Precedents for whole history made-up, we have. The Bible springs to mind. But the scribes and the priests who forged more than one millenia of imaginery Jewish history couldn't affect Egyptian and Mesopotamian archives.

This is where in my opinion this theory fails. Archives from both western and oriental Europe exist for this period. It supposes either that the Eastern Roman emperor chose to fake three centuries, and that the Holy Roman emperor, who was not his best friend, decided not to denounce the fraud, but to support him in this gargantuan task ; or vice-versa ; or that they both teamed up. With the complicity of the Pope, of any monarch in Europe, and of thousands of scribes forging thousands of events. With every later generation forgetting.

And it doesn't account for non-european history. China was widely disconnected from Europe at the time, so it is difficult to correlate them (although not completely impossible, as evidenced by last FT issue's letter column). India became disconnected only at the end of the Antiquity, and the dates of later dynasties seem to correlate with European history. There are also the Arab and Persian archives, who are roughly consistent with those from Europe.
It is true that early muslim history is obscure. But supposing that this time frame didn't exist doesn't make its emergence more clear, on the contrary. Not only it doesn't explain how Islam surfaced, but it fails to account how it became accepted in such a large area. Certainly not ex-nihilo. There is a dark period, of half a century or more, when the Quran seems to have been rewritten, or maybe even made-up. Three generations is what it takes for a new mythology to be accepted as the truth. I don't know Uwe Topper's and Manfred Zeller's arguments well, but this lapse of time is consistent with their phantom period. More probably a matter of rewriting history, than to invent 8 decades out of nowhere.
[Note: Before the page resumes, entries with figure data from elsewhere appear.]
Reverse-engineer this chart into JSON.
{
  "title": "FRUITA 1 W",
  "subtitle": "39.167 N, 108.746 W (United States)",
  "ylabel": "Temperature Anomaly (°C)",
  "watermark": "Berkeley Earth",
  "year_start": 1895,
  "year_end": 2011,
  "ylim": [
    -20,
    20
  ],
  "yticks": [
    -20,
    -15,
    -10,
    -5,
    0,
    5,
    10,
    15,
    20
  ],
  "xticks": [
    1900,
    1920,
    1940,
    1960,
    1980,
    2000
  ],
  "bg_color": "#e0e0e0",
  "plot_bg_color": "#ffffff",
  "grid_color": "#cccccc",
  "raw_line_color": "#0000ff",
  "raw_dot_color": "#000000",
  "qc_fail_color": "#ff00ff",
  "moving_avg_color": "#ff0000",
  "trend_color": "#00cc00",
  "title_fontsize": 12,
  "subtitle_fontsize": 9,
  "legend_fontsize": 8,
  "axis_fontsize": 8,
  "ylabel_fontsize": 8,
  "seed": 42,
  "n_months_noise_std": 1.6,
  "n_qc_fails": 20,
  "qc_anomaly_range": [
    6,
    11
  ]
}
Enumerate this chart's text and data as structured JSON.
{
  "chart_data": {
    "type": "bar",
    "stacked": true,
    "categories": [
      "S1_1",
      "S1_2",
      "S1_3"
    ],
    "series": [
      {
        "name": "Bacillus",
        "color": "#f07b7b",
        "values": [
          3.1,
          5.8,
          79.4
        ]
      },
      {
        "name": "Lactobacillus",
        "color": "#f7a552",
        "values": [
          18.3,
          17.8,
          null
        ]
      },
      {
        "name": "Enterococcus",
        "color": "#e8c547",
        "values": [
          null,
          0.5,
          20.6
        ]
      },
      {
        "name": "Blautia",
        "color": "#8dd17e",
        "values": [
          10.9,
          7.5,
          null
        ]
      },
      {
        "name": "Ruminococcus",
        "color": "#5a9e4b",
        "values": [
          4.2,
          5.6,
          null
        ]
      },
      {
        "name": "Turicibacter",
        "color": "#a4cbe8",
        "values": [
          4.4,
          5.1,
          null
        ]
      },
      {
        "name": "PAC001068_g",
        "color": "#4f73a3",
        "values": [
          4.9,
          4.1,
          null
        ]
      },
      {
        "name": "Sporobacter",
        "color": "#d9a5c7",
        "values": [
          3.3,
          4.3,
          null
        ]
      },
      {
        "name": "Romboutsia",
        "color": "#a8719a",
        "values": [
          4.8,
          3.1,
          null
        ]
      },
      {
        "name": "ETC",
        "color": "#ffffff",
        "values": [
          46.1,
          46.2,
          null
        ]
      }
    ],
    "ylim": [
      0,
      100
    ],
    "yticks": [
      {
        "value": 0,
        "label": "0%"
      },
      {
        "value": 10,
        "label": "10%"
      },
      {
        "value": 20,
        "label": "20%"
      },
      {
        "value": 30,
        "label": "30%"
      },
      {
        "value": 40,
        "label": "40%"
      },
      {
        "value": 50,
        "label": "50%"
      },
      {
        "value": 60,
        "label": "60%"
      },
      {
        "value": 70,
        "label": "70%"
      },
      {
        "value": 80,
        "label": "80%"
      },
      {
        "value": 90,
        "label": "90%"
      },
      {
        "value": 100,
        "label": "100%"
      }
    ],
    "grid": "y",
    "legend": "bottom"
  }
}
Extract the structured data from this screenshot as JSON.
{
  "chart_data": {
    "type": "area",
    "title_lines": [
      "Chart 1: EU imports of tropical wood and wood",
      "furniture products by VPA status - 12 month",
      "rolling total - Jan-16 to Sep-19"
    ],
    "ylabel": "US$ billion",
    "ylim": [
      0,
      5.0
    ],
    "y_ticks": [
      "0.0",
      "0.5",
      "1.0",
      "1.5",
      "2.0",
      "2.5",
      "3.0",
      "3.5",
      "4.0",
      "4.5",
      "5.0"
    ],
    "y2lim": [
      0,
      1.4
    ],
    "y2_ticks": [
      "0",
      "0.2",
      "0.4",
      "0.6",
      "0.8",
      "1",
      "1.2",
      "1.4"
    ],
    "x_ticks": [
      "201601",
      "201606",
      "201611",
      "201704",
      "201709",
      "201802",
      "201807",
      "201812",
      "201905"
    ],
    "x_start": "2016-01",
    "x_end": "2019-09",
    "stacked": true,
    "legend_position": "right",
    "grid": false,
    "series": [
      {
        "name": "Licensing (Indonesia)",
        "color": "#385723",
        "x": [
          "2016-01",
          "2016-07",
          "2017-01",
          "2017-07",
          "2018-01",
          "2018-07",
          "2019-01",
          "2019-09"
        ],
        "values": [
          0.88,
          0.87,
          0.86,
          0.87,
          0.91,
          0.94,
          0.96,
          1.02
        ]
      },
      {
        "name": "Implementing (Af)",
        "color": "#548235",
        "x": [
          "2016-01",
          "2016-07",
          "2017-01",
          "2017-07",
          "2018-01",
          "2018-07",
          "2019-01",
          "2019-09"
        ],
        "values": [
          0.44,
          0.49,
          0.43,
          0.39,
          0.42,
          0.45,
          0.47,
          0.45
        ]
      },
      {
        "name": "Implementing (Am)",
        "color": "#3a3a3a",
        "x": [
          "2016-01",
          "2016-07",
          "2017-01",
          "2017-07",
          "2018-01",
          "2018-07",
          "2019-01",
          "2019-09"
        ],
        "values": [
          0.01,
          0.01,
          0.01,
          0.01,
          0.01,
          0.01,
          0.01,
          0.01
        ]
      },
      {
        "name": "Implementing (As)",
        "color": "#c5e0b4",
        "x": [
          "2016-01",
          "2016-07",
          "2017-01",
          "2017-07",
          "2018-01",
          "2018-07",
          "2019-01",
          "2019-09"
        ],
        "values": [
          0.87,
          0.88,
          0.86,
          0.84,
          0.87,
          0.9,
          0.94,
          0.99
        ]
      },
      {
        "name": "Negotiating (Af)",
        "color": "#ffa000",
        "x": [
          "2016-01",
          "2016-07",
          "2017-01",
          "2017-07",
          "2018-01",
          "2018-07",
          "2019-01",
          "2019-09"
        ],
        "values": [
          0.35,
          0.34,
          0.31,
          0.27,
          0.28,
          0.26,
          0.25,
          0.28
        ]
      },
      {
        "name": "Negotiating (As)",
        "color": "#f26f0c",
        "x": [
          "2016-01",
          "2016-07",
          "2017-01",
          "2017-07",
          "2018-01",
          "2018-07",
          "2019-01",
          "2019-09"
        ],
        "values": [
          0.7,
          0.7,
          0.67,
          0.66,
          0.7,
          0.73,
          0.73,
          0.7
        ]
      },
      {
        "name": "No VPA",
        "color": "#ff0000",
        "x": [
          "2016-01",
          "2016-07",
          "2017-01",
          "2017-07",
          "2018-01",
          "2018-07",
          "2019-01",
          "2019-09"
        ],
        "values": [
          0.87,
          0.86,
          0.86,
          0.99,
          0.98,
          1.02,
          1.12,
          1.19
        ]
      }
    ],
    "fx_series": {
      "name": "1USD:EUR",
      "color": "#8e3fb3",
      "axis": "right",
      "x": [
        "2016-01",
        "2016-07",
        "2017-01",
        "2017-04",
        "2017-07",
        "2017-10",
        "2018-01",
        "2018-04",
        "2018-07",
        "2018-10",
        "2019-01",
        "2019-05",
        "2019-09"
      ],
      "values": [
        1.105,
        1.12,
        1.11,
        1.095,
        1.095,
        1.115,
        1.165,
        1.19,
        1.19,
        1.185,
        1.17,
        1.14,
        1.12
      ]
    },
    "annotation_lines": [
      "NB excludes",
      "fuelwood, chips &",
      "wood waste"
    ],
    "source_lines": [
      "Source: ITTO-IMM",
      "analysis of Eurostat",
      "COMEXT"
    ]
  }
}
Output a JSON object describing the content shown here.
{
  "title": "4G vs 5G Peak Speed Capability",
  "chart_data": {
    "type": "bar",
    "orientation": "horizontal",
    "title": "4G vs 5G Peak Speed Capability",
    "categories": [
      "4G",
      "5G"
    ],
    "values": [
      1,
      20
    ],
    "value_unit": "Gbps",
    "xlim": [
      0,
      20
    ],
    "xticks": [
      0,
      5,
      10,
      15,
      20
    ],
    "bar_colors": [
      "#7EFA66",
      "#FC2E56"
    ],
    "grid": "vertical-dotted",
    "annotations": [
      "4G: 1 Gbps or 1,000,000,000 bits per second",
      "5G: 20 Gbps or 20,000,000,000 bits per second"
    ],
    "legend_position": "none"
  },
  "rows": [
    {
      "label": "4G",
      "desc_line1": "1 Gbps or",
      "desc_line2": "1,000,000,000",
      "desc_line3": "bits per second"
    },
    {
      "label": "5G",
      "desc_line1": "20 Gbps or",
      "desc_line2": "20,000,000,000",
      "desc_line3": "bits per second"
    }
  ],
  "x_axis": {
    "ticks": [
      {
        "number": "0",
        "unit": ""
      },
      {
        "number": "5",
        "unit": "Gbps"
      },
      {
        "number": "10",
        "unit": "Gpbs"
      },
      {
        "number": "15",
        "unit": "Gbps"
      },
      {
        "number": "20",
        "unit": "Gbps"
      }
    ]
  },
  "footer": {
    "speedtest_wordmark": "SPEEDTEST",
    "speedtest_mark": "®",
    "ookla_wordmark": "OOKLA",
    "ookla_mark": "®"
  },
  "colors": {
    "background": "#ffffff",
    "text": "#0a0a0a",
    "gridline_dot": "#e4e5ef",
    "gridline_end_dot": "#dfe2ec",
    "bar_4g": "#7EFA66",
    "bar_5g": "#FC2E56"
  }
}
Astronomical events are often put forward to counter PTH. But as its proponents contest them, I think this argument should be precised. However, these German academics point genuine and serious problems.

Charlemagne, a mythical character ? Like King Arthur, for example ? Probably not, but fictionalized, this is certainly possible. I agree with Illig that probably to much is ascribed to him. The Church needed a paragon of a perfect, idealized Christian ruler. In fact, we know almost nothing of the true Charlemagne. And it may be true of any character or event from this time. Given the number of fakes and the propensity of the Church to rewrite history for its benefit (the forged Donation of Constantine is a very good example), what we really know of the Dark Ages amounts to virtually nothing. What is taught in schools and related in books, usually does not follow the rules of historical research.
There I agree with Glover's suggestion, to call for a project to establish what we can really say of the Early Middle Ages.